Do you remember mail? When is the last time you received a letter with a stamp delivered by the U.S. postal service(ie snail mail)?
As a kid growing up in Texas, I remember walking out to the mailbox. It was an event. I'd walk down a dusty road with heighten expectations. What would come today?
Maybe a letter from my grandmother, Ruth. She lived in the tundra of Michigan, where we vacationed every summer. She started my obsession with mail. She wrote to me on a regular basis. Before I could even write her back, I would dictate a response and my mom would carefully write down each word.
|My grandmother, Ruth|
Once I was old enough to write my own letters, I wrote to my summer best friend. Her family had a cottage on Lake Superior next to our family's cottage. Our grandmother's encouraged us to write and a love affair with mail was solidified. Every year we wrote about what was happening in school and of course about boys and bands. We adorned them with stickers and glitter and paint. This went on for years.

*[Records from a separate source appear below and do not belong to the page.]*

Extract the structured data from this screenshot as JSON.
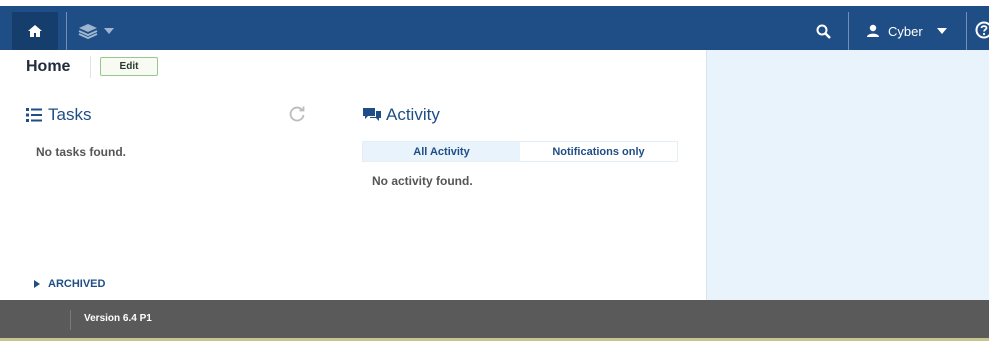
{
  "topbar": {
    "user_label": "Cyber"
  },
  "page": {
    "title": "Home",
    "edit_label": "Edit"
  },
  "tasks": {
    "heading": "Tasks",
    "empty_text": "No tasks found.",
    "archived_label": "ARCHIVED"
  },
  "activity": {
    "heading": "Activity",
    "tabs": [
      {
        "label": "All Activity",
        "active": true
      },
      {
        "label": "Notifications only",
        "active": false
      }
    ],
    "empty_text": "No activity found."
  },
  "footer": {
    "version": "Version 6.4 P1"
  },
  "colors": {
    "topbar": "#1f4e86",
    "accent": "#1f4e86",
    "right_pane": "#e8f3fc",
    "footer": "#5a5a5a"
  }
}
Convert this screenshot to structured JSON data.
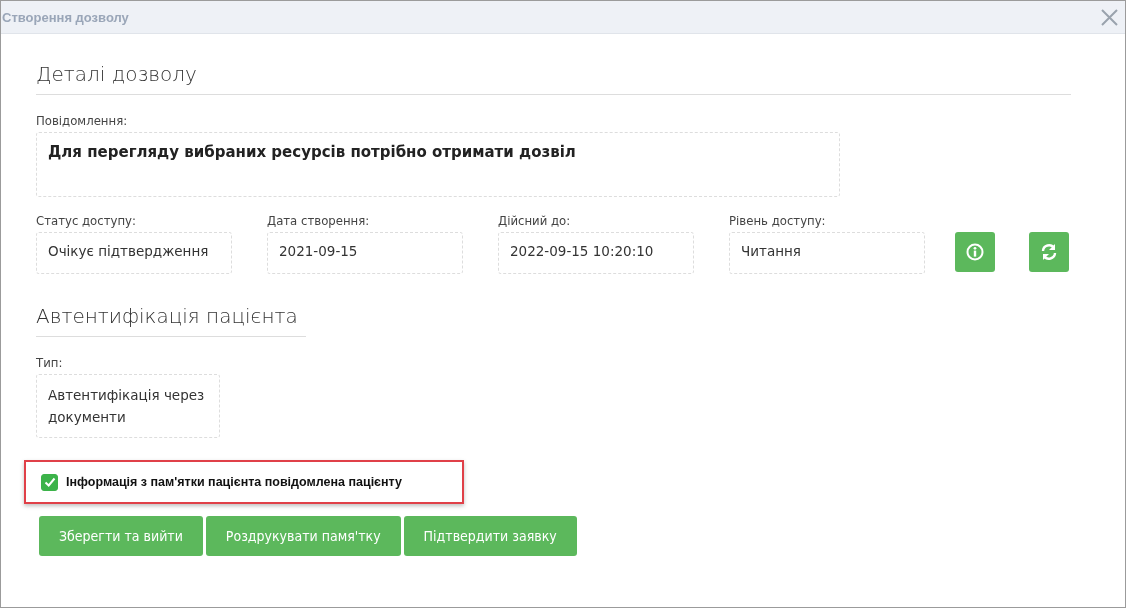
{
  "window": {
    "title": "Створення дозволу"
  },
  "details": {
    "heading": "Деталі дозволу",
    "message_label": "Повідомлення:",
    "message": "Для перегляду вибраних ресурсів потрібно отримати дозвіл",
    "fields": [
      {
        "label": "Статус доступу:",
        "value": "Очікує підтвердження"
      },
      {
        "label": "Дата створення:",
        "value": "2021-09-15"
      },
      {
        "label": "Дійсний до:",
        "value": "2022-09-15 10:20:10"
      },
      {
        "label": "Рівень доступу:",
        "value": "Читання"
      }
    ]
  },
  "auth": {
    "heading": "Автентифікація пацієнта",
    "type_label": "Тип:",
    "type_value": "Автентифікація через документи"
  },
  "confirmation": {
    "label": "Інформація з пам'ятки пацієнта повідомлена пацієнту",
    "checked": true,
    "highlighted": true
  },
  "buttons": [
    "Зберегти та вийти",
    "Роздрукувати памя'тку",
    "Підтвердити заявку"
  ]
}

Some years better than others.
I signed up for pen pals in school. They were from exotic places like Spain and New York.
Today, I still try to write at least one letter a week. And on really productive weeks I can get out a letter a day.
It's an art that is being lost with every email, text, status update and tweet. But it is receiving somewhat of a revival. It's now vintage. And vintage is cool.
I was so excited to hear about The Happy Mail project by Juliana L. Brandt. Basically you send encouragement via snail mail. No names, just addresses. All it needs to be is words of motivation, inspiration, warm fuzzy thoughts, or funny anecdotes. I am in.
So as you sit in front of that screen to type another email, consider for moment putting a stamp on it.